Here the defendant appealed from the pretrial ruling by the trial court. That ruling was not a final judgment. The courts of appeals do not have jurisdiction to review interlocutory orders unless that jurisdiction has been expressly granted by law.

The courts of appeals derive their jurisdiction from the constitution of the state of Texas. The constitution expressly provides that:

Courts of Appeals shall have appellate jurisdiction coextensive with the limits of their respective districts, which shall extend to all cases of which the District Courts or County Courts have original or appellate jurisdiction, under such restrictions and regulations as may be prescribed by law. Art. 5, sec. 6, TEX. CONST.

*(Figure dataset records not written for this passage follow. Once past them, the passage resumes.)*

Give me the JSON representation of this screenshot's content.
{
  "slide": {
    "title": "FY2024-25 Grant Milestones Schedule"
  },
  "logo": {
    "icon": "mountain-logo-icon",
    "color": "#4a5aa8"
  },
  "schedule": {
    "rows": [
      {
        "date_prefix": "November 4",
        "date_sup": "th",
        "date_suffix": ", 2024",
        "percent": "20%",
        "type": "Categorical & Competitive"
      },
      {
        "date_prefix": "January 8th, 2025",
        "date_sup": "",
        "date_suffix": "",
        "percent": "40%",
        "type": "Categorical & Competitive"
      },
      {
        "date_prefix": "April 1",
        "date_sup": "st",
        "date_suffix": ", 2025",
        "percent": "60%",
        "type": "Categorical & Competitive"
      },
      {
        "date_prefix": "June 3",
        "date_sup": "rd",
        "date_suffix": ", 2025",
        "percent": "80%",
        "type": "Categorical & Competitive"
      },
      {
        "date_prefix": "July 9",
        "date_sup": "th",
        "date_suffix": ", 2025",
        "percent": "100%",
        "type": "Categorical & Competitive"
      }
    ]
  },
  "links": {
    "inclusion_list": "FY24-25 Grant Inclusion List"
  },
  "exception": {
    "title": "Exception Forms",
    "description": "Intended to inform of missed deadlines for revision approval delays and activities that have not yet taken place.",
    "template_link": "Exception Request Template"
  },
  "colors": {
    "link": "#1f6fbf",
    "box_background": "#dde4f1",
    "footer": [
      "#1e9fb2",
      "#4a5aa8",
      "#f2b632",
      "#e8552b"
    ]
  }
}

There is no statutory provision which grants the courts of appeals jurisdiction over a special plea before a final judgment has been entered. Thus, the procedure authorized for a special plea requires the defendant to be twice put to trial before the merits of his former jeopardy claim may be reached. Not only does the statutory language provide as such but the Fifth Circuit has specifically determined this to be so.

Texas law provides that a claim of former jeopardy may be raised at the inception of the prosecution under attack, but that the facts concerning the special Plea are determined in the course of the trial on the merits, See Vernon’s Ann.C.C.P. art. 27.05 & 27.07 (1966 & Supp.1981). The Plea is a mechanism for avoidance of reconviction, not retrial. In its limited function, it falls short of the protections extended to criminal defendants by the double jeopardy clause of the fifth amendment. Baker v. Metcalfe, 633 F.2d 1198, 1200 n. 3 (5th Cir.) cert. denied 451 U.S. 974, 101 S.Ct. 2055, 68 L.Ed.2d 354 (1981), citing Abney v. United States, 431 U.S. 651, 661, 97 S.Ct. 2034, 2041, 52 L.Ed.2d 651 (1977), as applicable to the states through the fourteenth amendment, Benton v. Maryland, 395 U.S. 784, 89 S.Ct. 2056, 23 L.Ed.2d 707 (1969).

Robinson v. Wade, 686 F.2d 298, 302 n. 3 (5th Cir.1982).

The pretrial writ of habeas corpus, however, provides relief. Article 11.01, et seq., V.A.C.C.P. In Ex Parte Robinson, 641 S.W.2d 552 (Tex.Cr.App.1982), relying on Abney v. United States, 431 U.S. 651, 97 S.Ct. 2034, 52 L.Ed.2d 651 (1977), this Court wrote, “We are compelled to hold that there is a Fifth Amendment right not to be exposed to double jeopardy, and that it must be reviewable before that exposure occurs.” Id. at 555; U.S. CONST, amends. V and XIV; Art. 1, sec. 10, TEX. CONST. This Court then explained that a pretrial writ under Chapter 11, V.A.C.C.P. was the mechanism to be utilized in seeking relief from exposure to double jeopardy.

Because the special plea procedure does not protect against retrial, use of the pretrial writ of habeas corpus is the only way to protect a defendant’s fifth amendment right against twice being put to trial.

Here, appellant did not utilize the proper procedure to bring him within appellate review at this point in the proceeding. Accordingly, the judgment of the court of appeals is vacated and the cause is remanded to the trial court.

CLINTON and MILLER, JJ., dissent. BENAVIDES, J., concurs in result.